Photopoetics

Personal Photography, Private Poetry

Simha Shirman, Noa Sadka, Tova Lotan

 

The exhibition private photography, personal poetry presents works by three artists, all of whose art combine photography and personal poetry.

 

Simha Shirman wanted to become a poet. First and foremost, he is a photographer. Writing poetry is part of his work as a photographer. Photography and poetry are materially and intuitively related in the works of Tova Lotan, a painter. Noa Sadka is a multidisciplinary artist whose work produces a mutual platform for poetry and photography.

 

These three artists approach the photographic medium in different ways, however, each one of them uses a poetic/ biographical and private written language pushing the boundaries of photography, responding to it, and adding another voice to their work.

 

Tova Lotan casts images and poetry words into her works. Personal biography and memory remnants are the forces behind her work. Photography is a mean, and it functions both as a platform and as an active ingredient.

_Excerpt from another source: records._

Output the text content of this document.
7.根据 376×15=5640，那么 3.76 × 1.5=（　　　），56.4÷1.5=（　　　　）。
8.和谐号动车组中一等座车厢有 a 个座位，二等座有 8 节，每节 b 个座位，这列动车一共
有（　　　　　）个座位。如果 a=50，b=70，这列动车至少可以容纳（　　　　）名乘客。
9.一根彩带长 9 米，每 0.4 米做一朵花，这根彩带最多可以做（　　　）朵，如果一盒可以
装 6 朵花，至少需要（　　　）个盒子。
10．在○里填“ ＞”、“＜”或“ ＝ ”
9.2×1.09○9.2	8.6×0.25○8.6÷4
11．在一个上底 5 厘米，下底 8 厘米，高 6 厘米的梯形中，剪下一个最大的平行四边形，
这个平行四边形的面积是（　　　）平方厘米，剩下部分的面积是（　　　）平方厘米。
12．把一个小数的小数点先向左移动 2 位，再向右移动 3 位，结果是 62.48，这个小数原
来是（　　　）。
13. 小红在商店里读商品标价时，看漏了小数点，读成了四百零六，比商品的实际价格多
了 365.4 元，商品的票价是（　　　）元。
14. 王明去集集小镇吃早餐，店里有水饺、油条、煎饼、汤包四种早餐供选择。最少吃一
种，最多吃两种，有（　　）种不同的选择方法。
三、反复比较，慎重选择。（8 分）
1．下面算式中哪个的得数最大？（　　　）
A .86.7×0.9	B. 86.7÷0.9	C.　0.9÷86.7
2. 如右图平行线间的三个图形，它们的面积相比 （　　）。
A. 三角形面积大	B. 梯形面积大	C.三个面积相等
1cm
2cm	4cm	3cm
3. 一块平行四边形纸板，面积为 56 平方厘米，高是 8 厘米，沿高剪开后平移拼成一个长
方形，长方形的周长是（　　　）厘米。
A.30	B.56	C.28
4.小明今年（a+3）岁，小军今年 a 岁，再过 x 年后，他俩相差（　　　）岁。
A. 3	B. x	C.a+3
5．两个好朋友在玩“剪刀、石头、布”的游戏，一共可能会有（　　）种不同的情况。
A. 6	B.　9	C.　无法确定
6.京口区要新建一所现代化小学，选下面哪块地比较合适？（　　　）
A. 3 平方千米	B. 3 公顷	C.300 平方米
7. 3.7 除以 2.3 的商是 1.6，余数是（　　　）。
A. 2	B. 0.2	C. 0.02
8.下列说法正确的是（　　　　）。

When photography is absent from her work, it is replaced by text and material or nonmaterial: five holes in a Perspex board signify five trees, entirely white and the sentence "your picture is forming"  which aside from its poetic immediate meaning, is also referring to the chemical process of chemical printing in a photo lab.

The photos as well as the poetry in Lotan's works are vague, and speak of absence/ almost-ness/ disappearance or formation.